Karena itu, kita bisa bertanya pada diri kita sendiri, “Beranikah, lembaga-lembaga pendidikan di dunia ini menjadikan akhlak sebagai pedoman tolok ukur, pedoman untuk kenaikan kelas.” Dalam artian, ada anak tidak begitu rajin shalat, tidak shalat, suka berbohong, akhlaknya kurang bagus, apakah bisa lembaga pendidikan kita ini tidak meluluskan anak yang ibadahnya tidak bagus seperti itu. Yang ada (kriteria lulus), biasanya yang nilainya 9, 10 dan lain-lain.

Untuk itu, mereka yang dididik di dalam paduan akhlak dan ilmu seperti ini, menjadikan generasi itu tumbuh jujur, tumbuh eksis, tumbuh bertanggung jawab, dan tidak manipulasi atau mereka-reka. Karena nanti di bidang keilmuan, bisa saja orang itu membuat rekaan-rekaan karena ilmunya sendiri.

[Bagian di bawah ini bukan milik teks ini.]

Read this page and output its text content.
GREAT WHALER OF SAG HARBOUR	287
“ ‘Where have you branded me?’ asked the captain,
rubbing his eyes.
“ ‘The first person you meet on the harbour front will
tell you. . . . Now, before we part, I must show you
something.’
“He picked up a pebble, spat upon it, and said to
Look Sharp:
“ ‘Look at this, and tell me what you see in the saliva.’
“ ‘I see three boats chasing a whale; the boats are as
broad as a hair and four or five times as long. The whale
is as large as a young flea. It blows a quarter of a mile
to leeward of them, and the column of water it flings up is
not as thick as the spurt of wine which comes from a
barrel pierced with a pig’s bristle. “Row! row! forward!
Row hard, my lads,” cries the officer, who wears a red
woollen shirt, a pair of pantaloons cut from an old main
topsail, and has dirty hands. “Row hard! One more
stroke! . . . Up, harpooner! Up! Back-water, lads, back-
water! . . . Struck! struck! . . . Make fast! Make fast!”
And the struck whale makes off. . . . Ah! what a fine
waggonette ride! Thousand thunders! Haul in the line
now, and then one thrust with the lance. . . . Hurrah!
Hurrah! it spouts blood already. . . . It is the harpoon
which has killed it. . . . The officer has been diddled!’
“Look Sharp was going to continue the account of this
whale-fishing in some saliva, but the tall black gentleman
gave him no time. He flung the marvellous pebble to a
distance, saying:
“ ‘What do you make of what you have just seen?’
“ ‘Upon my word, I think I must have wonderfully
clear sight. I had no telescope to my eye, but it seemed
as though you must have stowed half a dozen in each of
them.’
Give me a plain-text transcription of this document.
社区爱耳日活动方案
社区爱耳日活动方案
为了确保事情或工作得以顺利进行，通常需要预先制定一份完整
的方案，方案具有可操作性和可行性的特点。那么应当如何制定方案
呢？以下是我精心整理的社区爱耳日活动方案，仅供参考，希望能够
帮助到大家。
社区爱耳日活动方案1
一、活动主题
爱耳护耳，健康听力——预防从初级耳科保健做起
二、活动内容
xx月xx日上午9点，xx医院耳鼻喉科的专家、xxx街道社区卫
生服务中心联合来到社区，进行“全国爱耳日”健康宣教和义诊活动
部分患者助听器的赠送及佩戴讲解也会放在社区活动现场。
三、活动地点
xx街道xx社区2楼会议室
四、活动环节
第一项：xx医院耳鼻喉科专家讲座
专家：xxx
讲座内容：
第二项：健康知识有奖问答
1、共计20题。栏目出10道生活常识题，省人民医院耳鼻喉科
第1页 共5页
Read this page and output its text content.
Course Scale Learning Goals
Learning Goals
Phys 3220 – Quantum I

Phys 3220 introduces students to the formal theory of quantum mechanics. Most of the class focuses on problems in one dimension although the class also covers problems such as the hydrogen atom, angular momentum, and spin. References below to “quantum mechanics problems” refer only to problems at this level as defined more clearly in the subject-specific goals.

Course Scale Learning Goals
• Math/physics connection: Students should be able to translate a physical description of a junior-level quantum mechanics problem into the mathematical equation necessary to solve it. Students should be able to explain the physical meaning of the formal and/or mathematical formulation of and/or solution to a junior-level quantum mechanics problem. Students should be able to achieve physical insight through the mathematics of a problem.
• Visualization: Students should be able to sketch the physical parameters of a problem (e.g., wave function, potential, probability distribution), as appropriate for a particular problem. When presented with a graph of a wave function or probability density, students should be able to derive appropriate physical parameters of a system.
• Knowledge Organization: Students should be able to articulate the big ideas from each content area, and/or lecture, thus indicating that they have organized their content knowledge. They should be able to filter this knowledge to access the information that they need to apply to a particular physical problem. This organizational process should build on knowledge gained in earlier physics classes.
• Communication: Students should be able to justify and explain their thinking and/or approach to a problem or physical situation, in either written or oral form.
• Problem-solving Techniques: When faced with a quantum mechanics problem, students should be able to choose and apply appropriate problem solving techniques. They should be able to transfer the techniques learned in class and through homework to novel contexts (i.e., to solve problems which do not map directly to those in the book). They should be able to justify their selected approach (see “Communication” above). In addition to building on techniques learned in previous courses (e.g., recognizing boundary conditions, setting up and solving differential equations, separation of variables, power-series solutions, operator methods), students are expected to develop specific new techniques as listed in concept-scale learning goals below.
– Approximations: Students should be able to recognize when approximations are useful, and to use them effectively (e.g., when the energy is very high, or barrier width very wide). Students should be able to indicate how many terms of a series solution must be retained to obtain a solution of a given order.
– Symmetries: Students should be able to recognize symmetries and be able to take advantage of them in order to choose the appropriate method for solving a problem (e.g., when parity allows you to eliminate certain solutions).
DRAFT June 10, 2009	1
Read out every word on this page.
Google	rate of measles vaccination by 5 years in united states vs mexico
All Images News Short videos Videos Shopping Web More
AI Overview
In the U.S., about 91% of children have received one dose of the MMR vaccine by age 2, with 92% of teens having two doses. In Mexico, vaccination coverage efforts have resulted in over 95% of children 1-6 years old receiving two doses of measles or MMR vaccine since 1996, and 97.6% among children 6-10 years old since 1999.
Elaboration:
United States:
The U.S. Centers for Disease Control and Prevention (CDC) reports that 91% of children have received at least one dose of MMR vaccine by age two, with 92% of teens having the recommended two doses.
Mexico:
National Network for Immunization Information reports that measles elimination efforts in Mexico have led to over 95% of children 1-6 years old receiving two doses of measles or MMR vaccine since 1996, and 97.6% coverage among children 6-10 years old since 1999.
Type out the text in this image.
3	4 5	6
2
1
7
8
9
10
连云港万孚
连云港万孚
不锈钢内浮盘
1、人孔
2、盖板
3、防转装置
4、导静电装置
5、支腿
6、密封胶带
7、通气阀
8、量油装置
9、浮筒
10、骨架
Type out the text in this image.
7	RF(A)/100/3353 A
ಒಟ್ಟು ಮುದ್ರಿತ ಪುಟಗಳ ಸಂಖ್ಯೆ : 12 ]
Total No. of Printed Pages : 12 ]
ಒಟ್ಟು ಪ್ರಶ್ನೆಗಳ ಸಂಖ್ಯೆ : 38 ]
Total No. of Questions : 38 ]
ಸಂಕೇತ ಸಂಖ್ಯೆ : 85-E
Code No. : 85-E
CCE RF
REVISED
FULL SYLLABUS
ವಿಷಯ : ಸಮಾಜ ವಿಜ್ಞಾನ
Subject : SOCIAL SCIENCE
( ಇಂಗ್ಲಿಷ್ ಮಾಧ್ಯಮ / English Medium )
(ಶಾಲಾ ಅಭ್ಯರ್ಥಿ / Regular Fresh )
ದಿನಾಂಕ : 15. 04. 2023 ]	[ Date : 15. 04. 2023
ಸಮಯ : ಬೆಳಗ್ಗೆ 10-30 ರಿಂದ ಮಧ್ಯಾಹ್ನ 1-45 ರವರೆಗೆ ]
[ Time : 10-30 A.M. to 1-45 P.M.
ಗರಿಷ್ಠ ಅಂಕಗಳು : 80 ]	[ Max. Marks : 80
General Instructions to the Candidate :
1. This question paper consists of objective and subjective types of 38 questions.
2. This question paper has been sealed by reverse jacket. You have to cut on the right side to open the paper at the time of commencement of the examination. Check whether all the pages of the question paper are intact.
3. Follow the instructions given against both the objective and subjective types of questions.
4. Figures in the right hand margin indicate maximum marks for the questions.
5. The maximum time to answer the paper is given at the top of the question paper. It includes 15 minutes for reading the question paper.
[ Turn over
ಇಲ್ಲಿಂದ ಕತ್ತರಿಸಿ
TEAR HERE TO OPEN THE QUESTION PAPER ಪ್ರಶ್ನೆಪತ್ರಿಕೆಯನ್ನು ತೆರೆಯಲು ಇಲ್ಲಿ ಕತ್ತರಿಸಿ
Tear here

Bisa dibuatkan contoh bahwa dengan progam yang pernah dicanangkan Hadratu Rasul Nabiyullah Muhammad Saw. mengubah pemerintahan yang semula tertutup (dari raja-raja), kemudian hanya dengan 9 tahun mendidik pemerintahan umat Islam sudah bisa, memilih kepala negara sendiri. Lahirlah khulafa’u ar-Rasyidun meskipun resikonya, cost-nya juga tinggi. Model musyawarah atau kalau orang sekarang mengidentikkan dengan demokrasi, walaupun tidak sama. Cost-nya juga tinggi.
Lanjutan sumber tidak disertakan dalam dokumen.